By Billy Perrigo
December 22, 2017

Sam Haskell, the CEO of the Miss America Organization, made derogatory comments about past winners of his competition, including remarks on their appearance, sex lives, and intelligence.

The comments were made in emails from 2014 and 2015 between members of senior management of the Miss America Organization, revealed on Thursday by the Huffington Post. The organization announced Saturday that Haskell and board chair Lynn Weidner have resigned.

One target of Haskell’s was former Miss America winner Mallory Hagan, who was ridiculed for appearing to have gained weight, and slut shamed. Haskell replied to an email from a colleague asking whether he and Haskell were the only people not to have had sex with Hagan. “It appears we are the only ones!” Haskell replied, according to the Huffington Post.

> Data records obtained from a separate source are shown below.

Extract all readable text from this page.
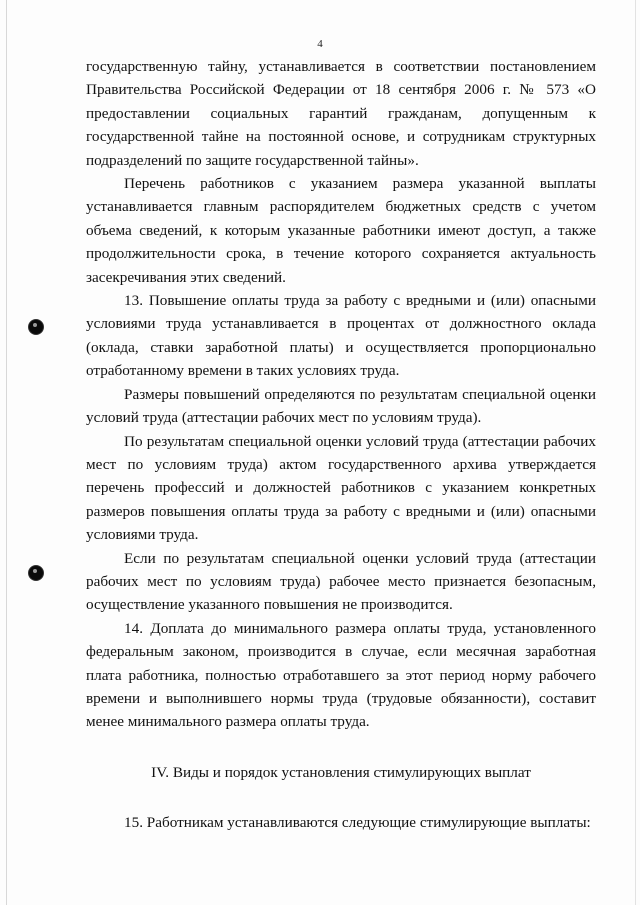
4

государственную тайну, устанавливается в соответствии постановлением Правительства Российской Федерации от 18 сентября 2006 г. № 573 «О предоставлении социальных гарантий гражданам, допущенным к государственной тайне на постоянной основе, и сотрудникам структурных подразделений по защите государственной тайны».

Перечень работников с указанием размера указанной выплаты устанавливается главным распорядителем бюджетных средств с учетом объема сведений, к которым указанные работники имеют доступ, а также продолжительности срока, в течение которого сохраняется актуальность засекречивания этих сведений.

13. Повышение оплаты труда за работу с вредными и (или) опасными условиями труда устанавливается в процентах от должностного оклада (оклада, ставки заработной платы) и осуществляется пропорционально отработанному времени в таких условиях труда.

Размеры повышений определяются по результатам специальной оценки условий труда (аттестации рабочих мест по условиям труда).

По результатам специальной оценки условий труда (аттестации рабочих мест по условиям труда) актом государственного архива утверждается перечень профессий и должностей работников с указанием конкретных размеров повышения оплаты труда за работу с вредными и (или) опасными условиями труда.

Если по результатам специальной оценки условий труда (аттестации рабочих мест по условиям труда) рабочее место признается безопасным, осуществление указанного повышения не производится.

14. Доплата до минимального размера оплаты труда, установленного федеральным законом, производится в случае, если месячная заработная плата работника, полностью отработавшего за этот период норму рабочего времени и выполнившего нормы труда (трудовые обязанности), составит менее минимального размера оплаты труда.

IV. Виды и порядок установления стимулирующих выплат

15. Работникам устанавливаются следующие стимулирующие выплаты:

The Miss America Organization said Haskell had apologized to its board. Haskell was initially suspended from his post before officially resigning.

Who is Sam Haskell?

Haskell spent 26 years of his career at the William Morris Agency, a prominent talent agency where he rose to the rank of Executive Vice President and Worldwide Head of Television. He left in 2004, but not before managing prominent clients such as Bill Cosby.

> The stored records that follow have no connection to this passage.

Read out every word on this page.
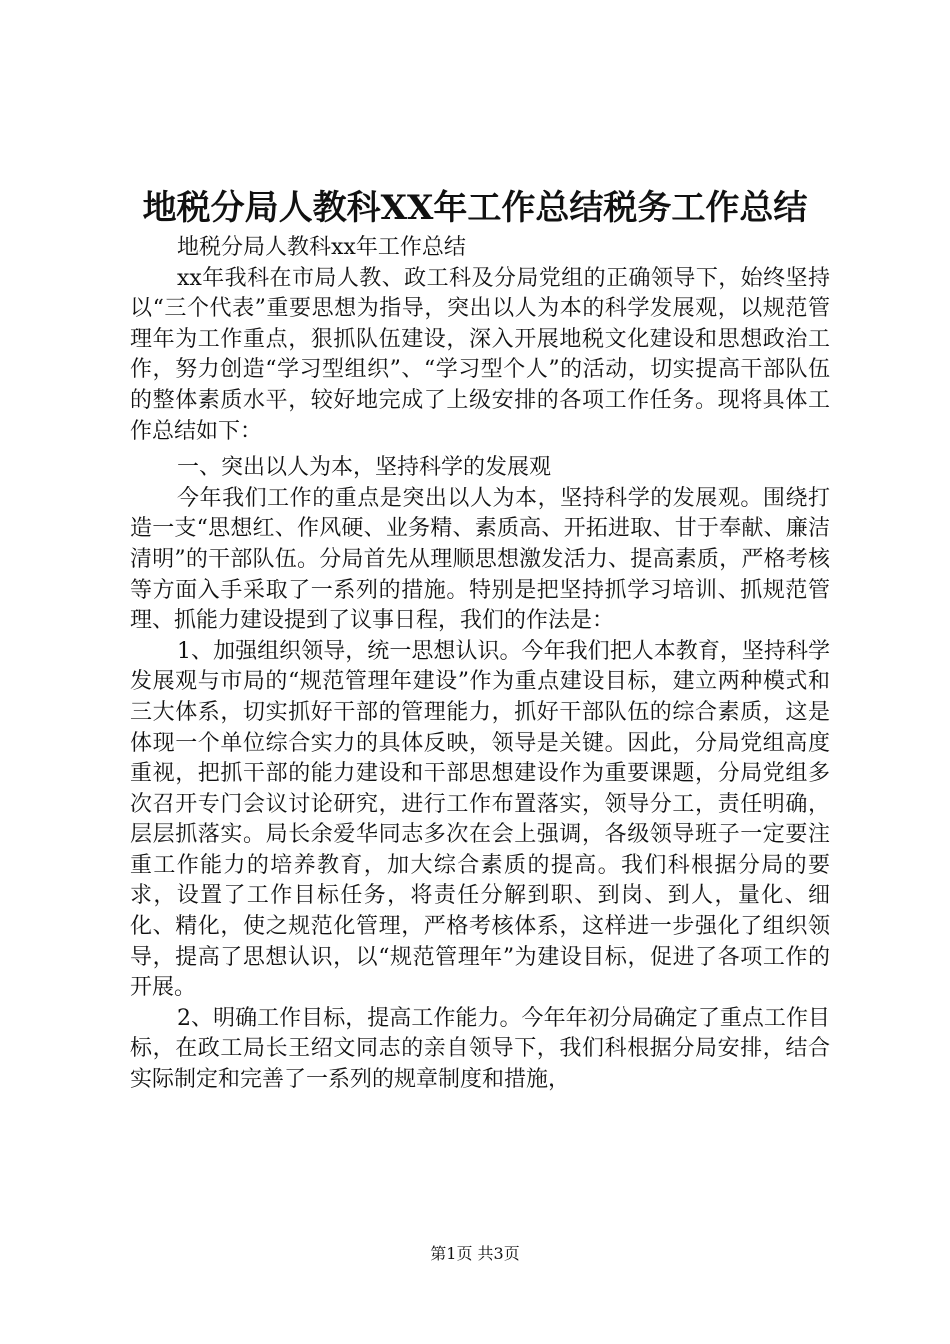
地税分局人教科XX年工作总结税务工作总结

地税分局人教科xx年工作总结

xx年我科在市局人教、政工科及分局党组的正确领导下，始终坚持以“三个代表”重要思想为指导，突出以人为本的科学发展观，以规范管理年为工作重点，狠抓队伍建设，深入开展地税文化建设和思想政治工作，努力创造“学习型组织”、“学习型个人”的活动，切实提高干部队伍的整体素质水平，较好地完成了上级安排的各项工作任务。现将具体工作总结如下：

一、突出以人为本，坚持科学的发展观

今年我们工作的重点是突出以人为本，坚持科学的发展观。围绕打造一支“思想红、作风硬、业务精、素质高、开拓进取、甘于奉献、廉洁清明”的干部队伍。分局首先从理顺思想激发活力、提高素质，严格考核等方面入手采取了一系列的措施。特别是把坚持抓学习培训、抓规范管理、抓能力建设提到了议事日程，我们的作法是：

1、加强组织领导，统一思想认识。今年我们把人本教育，坚持科学发展观与市局的“规范管理年建设”作为重点建设目标，建立两种模式和三大体系，切实抓好干部的管理能力，抓好干部队伍的综合素质，这是体现一个单位综合实力的具体反映，领导是关键。因此，分局党组高度重视，把抓干部的能力建设和干部思想建设作为重要课题，分局党组多次召开专门会议讨论研究，进行工作布置落实，领导分工，责任明确，层层抓落实。局长余爱华同志多次在会上强调，各级领导班子一定要注重工作能力的培养教育，加大综合素质的提高。我们科根据分局的要求，设置了工作目标任务，将责任分解到职、到岗、到人，量化、细化、精化，使之规范化管理，严格考核体系，这样进一步强化了组织领导，提高了思想认识，以“规范管理年”为建设目标，促进了各项工作的开展。

2、明确工作目标，提高工作能力。今年年初分局确定了重点工作目标，在政工局长王绍文同志的亲自领导下，我们科根据分局安排，结合实际制定和完善了一系列的规章制度和措施，

第1页 共3页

He then joined the Miss America Organization, where he has been CEO for around 12 years. However his role has only been the top job for two years. He took on the role, but not the title, of former president, Sharon Pearce, after she resigned in February 2015.

In September of 2015, Haskell made a public apology on behalf of the organization for the racist treatment the first African-American winner, Vanessa Williams, had received in 1984.

“I want to apologize for anything that was said or done that made you feel any less the Miss America you are and the Miss America you always will be,” Haskell told Williams, who had returned to judge the pageant.

Haskell released a memoir in 2009 entitled Promises I Made My Mother. His profile on the public speaking website, Premiere Speakers Bureau, calls the book a “deeply personal and spiritually-enriching story about living a principled life in unprincipled times.”